Daarom zeiden de farizeeën tot hem: ‘U spreekt over uzelf, uw getuigenis is niet waar.’

Jezus antwoordde: ‘Al spreek ik over mijzelf, toch is mijn getuigenis waar, want ik weet vanwaar ik kom en waarheen ik ga, maar u kunt niet zeggen vanwaar ik kom en waarheen ik ga. U oordeelt volgens het vlees; ik oordeel niemand. En toch, als ik oordeel is mijn oordeel waar; ik ben immers niet alleen, maar ik kom van de vader-moeder die mij gezonden heeft.

In uw wet staat ook geschreven dat de getuigenverklaring van twee mensen waar is. Ik ben een die getuigt van zichzelf; Johannes getuigde van mij en hij is een profeet, en de geest van de waarheid die mij gezonden heeft, getuigt van mij.’

Toen zeiden zij tegen hem: ‘Waar zijn uw vader en uw moeder?’ Jezus antwoordde: ‘U kent mij, noch mijn vader-moeder; als u mij gekend had zou u ook mijn vader en moeder kennen.’

Iemand zei: ‘Toon ons de vader, toon ons de moeder en wij zullen u geloven.’ Hij antwoordde: ‘Als u uw broeder gezien hebt en zijn liefde gevoeld hebt, hebt u de vader gezien; als u uw zuster gezien hebt en haar liefde gevoeld hebt, hebt u de moeder gezien.  Overal kent de alheilige wat hem behoort; ja, in ieder van u kan het vaderschap en het moederschap gezien worden, want de vader en de moeder zijn een in God.’

Deze woorden sprak Jezus in de schatkamer terwijl hij in de tempel onderrichtte. Niemand legde zijn hand op hem, want zijn uur was nog niet gekomen. Weer zei Jezus tegen hen: ‘Ik ga mijn weg, u zult mij zoeken en in uw zonden sterven; waarheen ik ga, kunt u niet komen.’
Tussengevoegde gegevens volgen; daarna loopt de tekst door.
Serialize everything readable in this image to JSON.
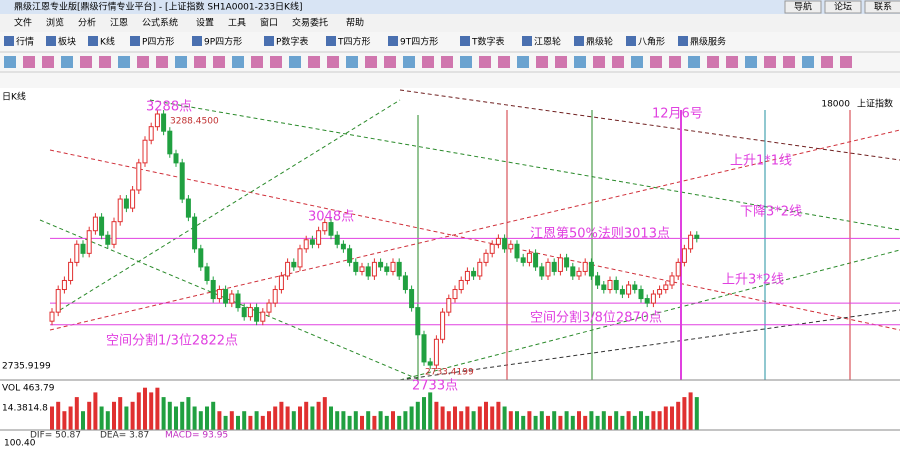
{
  "window": {
    "title": "鼎级江恩专业版[鼎级行情专业平台] - [上证指数 SH1A0001-233日K线]",
    "buttons": [
      "导航",
      "论坛",
      "联系"
    ]
  },
  "menu": [
    "文件",
    "浏览",
    "分析",
    "江恩",
    "公式系统",
    "设置",
    "工具",
    "窗口",
    "交易委托",
    "帮助"
  ],
  "toolbar": [
    "行情",
    "板块",
    "K线",
    "P四方形",
    "9P四方形",
    "P数字表",
    "T四方形",
    "9T四方形",
    "T数字表",
    "江恩轮",
    "鼎级轮",
    "八角形",
    "鼎级服务"
  ],
  "chart": {
    "label": "日K线",
    "index_name": "上证指数",
    "top_right": "18000",
    "high_label": "3288.4500",
    "low_label": "2733.4199",
    "ylim": [
      2700,
      3330
    ],
    "closes": [
      2850,
      2900,
      2920,
      2960,
      3000,
      2980,
      3030,
      3060,
      3020,
      3000,
      3050,
      3100,
      3080,
      3120,
      3180,
      3230,
      3260,
      3288,
      3250,
      3200,
      3180,
      3100,
      3060,
      2990,
      2950,
      2920,
      2880,
      2900,
      2870,
      2890,
      2860,
      2840,
      2860,
      2830,
      2850,
      2870,
      2900,
      2930,
      2960,
      2950,
      2990,
      3010,
      3000,
      3030,
      3048,
      3020,
      3000,
      2990,
      2960,
      2940,
      2950,
      2930,
      2960,
      2950,
      2940,
      2960,
      2930,
      2900,
      2860,
      2800,
      2740,
      2733,
      2790,
      2850,
      2880,
      2900,
      2920,
      2940,
      2930,
      2960,
      2980,
      3000,
      3013,
      2990,
      3000,
      2970,
      2960,
      2980,
      2950,
      2930,
      2960,
      2940,
      2970,
      2950,
      2930,
      2940,
      2960,
      2930,
      2910,
      2900,
      2920,
      2900,
      2890,
      2910,
      2900,
      2880,
      2870,
      2890,
      2900,
      2910,
      2930,
      2960,
      2990,
      3020,
      3013
    ],
    "first_open": 2830,
    "levels": [
      3013,
      2870,
      2822
    ],
    "volumes": [
      5,
      6,
      4,
      5,
      7,
      4,
      6,
      8,
      5,
      4,
      6,
      7,
      5,
      6,
      8,
      9,
      8,
      9,
      7,
      6,
      5,
      6,
      7,
      5,
      4,
      5,
      6,
      4,
      3,
      4,
      3,
      4,
      3,
      4,
      3,
      4,
      5,
      6,
      5,
      4,
      5,
      6,
      5,
      6,
      7,
      5,
      4,
      4,
      3,
      4,
      3,
      4,
      3,
      4,
      3,
      4,
      3,
      4,
      5,
      6,
      7,
      8,
      6,
      5,
      4,
      5,
      4,
      5,
      4,
      5,
      6,
      5,
      6,
      5,
      4,
      4,
      3,
      4,
      3,
      4,
      3,
      4,
      3,
      4,
      3,
      4,
      3,
      4,
      3,
      4,
      3,
      4,
      3,
      4,
      3,
      4,
      3,
      4,
      4,
      5,
      5,
      6,
      7,
      8,
      7
    ],
    "vlim": [
      0,
      10
    ],
    "annotations": [
      "3288点",
      "3048点",
      "江恩第50%法则3013点",
      "12月6号",
      "上升1*1线",
      "下降3*2线",
      "上升3*2线",
      "空间分割3/8位2870点",
      "空间分割1/3位2822点",
      "2733点"
    ],
    "left_labels": [
      "2735.9199",
      "VOL 463.79",
      "14.3814.8"
    ],
    "macd": [
      "DIF= 50.87",
      "DEA= 3.87",
      "MACD= 93.95"
    ],
    "bottom": "100.40"
  }
}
Toen zeiden de joden: ‘Zou hij de hand aan zichzelf slaan, omdat hij zei: Waarheen ik ga, kunt u niet komen?’ Hij antwoordde: ‘U bent van beneden; ik ben van boven; u bent van deze wereld; ik ben niet van deze wereld. Daarom zei ik tegen u dat u in uw zonden zult sterven, want als u niet gelooft dat ik uit God ben dan zult u in uw zonden sterven.’

Toen vroegen zij hem: ‘Wie bent u?’

Jezus zei: ‘Dezelfde, zoals ik van het begin af tegen u heb gezegd.  Ik heb veel te zeggen dat u zal oordelen maar de ene heilige die mij gezonden heeft, is waarachtig en ik verkondig de wereld wat ik van boven gehoord heb.’

Voorts zei Jezus tegen hen: ‘Wanneer u de mensenzoon [in u] verheft, dan zult u weten dat ik door God gezonden ben, en dat ik niets uit mijzelf doe. Echter zoals de al-heilige mij geleerd heeft, spreek ik. Hij die mij gezonden heeft is met mij; de al-heilige heeft mij niet verlaten, want ik doe altijd dat wat de eeuwige aangenaam is.’

Toen hij deze woorden uitsprak geloofden velen in hem, terwijl zij zeiden: ‘Hij is een profeet en door God gezonden. Laten wij naar hem luisteren.’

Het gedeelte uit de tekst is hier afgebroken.